Ich hätte ja gerne die Werkstatt und die kompetenten Schrauber genutzt, allerdings WOLLTEN die mich als Kunden nicht.  Deshalb kann ich die Werkstattleistung leider nicht beurteilen weiss aber sehr wohl dass ich den Laden nicht mit gutem Gewissen empfehlen kann so wie es manch Andere hier tun. Und ich hatte auch etwas "ausgefallenere" Probleme (ja, Mehrzahl, ich habe es mehrfach über mehrere Jahre probiert und jedesmal ähnliche Erfahrungen gemacht), ähnlich wie der OP, deshalb dachte ich es wäre relevant.
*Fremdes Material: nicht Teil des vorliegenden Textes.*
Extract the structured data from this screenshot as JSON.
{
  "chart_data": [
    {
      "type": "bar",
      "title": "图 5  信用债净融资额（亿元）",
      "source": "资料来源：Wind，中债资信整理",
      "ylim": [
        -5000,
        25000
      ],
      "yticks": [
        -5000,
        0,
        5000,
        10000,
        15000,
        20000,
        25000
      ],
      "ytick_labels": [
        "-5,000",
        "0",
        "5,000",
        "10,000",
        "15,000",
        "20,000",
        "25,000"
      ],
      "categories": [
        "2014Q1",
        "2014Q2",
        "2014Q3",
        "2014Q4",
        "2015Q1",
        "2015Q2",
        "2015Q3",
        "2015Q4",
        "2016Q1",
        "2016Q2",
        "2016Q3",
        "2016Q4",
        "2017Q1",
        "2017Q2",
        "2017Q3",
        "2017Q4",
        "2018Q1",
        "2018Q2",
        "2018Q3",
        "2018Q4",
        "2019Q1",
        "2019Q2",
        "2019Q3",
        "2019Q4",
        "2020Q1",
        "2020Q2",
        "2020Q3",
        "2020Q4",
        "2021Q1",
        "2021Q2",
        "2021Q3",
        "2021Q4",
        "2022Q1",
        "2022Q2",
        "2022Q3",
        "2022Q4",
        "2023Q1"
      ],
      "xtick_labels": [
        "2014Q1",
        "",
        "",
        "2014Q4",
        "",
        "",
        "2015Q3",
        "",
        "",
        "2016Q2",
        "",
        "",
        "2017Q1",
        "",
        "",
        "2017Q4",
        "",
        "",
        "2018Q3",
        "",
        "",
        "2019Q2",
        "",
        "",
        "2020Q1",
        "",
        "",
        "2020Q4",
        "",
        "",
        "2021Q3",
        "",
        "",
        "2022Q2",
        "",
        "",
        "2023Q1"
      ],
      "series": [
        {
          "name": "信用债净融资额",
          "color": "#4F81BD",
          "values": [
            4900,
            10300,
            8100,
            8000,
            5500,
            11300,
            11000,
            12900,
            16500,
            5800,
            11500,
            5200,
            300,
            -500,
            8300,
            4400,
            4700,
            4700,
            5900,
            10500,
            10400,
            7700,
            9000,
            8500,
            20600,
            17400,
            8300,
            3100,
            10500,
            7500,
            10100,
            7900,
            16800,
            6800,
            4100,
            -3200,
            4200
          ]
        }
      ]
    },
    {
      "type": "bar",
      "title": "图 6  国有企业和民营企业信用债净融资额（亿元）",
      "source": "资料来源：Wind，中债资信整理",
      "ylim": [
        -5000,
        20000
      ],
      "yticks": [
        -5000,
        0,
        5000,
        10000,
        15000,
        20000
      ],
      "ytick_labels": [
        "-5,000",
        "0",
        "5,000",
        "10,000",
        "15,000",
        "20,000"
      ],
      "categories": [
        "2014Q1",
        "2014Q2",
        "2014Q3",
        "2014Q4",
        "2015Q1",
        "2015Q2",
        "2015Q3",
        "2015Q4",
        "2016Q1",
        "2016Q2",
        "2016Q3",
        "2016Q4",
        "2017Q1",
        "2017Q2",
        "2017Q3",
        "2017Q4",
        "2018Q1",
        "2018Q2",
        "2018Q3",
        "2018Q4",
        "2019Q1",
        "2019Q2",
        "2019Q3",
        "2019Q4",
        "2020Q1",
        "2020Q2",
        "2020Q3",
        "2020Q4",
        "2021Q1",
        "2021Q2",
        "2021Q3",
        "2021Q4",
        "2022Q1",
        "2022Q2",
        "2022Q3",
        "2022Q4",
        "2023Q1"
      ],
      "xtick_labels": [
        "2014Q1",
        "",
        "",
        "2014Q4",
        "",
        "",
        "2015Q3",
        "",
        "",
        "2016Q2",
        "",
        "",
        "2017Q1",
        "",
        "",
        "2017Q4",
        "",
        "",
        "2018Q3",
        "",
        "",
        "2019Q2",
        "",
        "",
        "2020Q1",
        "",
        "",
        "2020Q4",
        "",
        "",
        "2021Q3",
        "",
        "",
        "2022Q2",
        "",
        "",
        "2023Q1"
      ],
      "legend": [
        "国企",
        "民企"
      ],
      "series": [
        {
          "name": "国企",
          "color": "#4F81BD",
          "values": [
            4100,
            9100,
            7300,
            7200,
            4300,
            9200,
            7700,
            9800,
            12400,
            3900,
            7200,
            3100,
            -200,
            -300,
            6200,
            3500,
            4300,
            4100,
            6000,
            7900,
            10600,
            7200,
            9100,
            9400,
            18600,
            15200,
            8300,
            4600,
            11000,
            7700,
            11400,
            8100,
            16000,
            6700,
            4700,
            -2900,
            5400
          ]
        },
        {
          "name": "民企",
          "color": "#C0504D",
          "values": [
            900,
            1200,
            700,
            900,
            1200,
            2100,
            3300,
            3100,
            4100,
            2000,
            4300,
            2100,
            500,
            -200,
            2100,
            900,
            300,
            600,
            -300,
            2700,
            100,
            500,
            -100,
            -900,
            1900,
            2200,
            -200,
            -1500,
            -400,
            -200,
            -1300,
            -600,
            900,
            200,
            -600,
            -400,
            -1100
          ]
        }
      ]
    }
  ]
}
Aber wenn Du guten Service von dem Laden bekommst und glücklich bist dann ist das Klasse.


----------



## "Sebastian" (20. Juli 2009)

[ApeX];6145815 schrieb:
			
		

> Ja... der Guru hat sich selbständig gemacht...



www.wurzelpassage.de


----------



## emzeh10 (30. Juli 2009)

TOA in Groß-Bieberau...  fahre von darmstadt immer nach dorthin, echt okay die jungs, junge schrauber und immer ein offenes ohr....


----------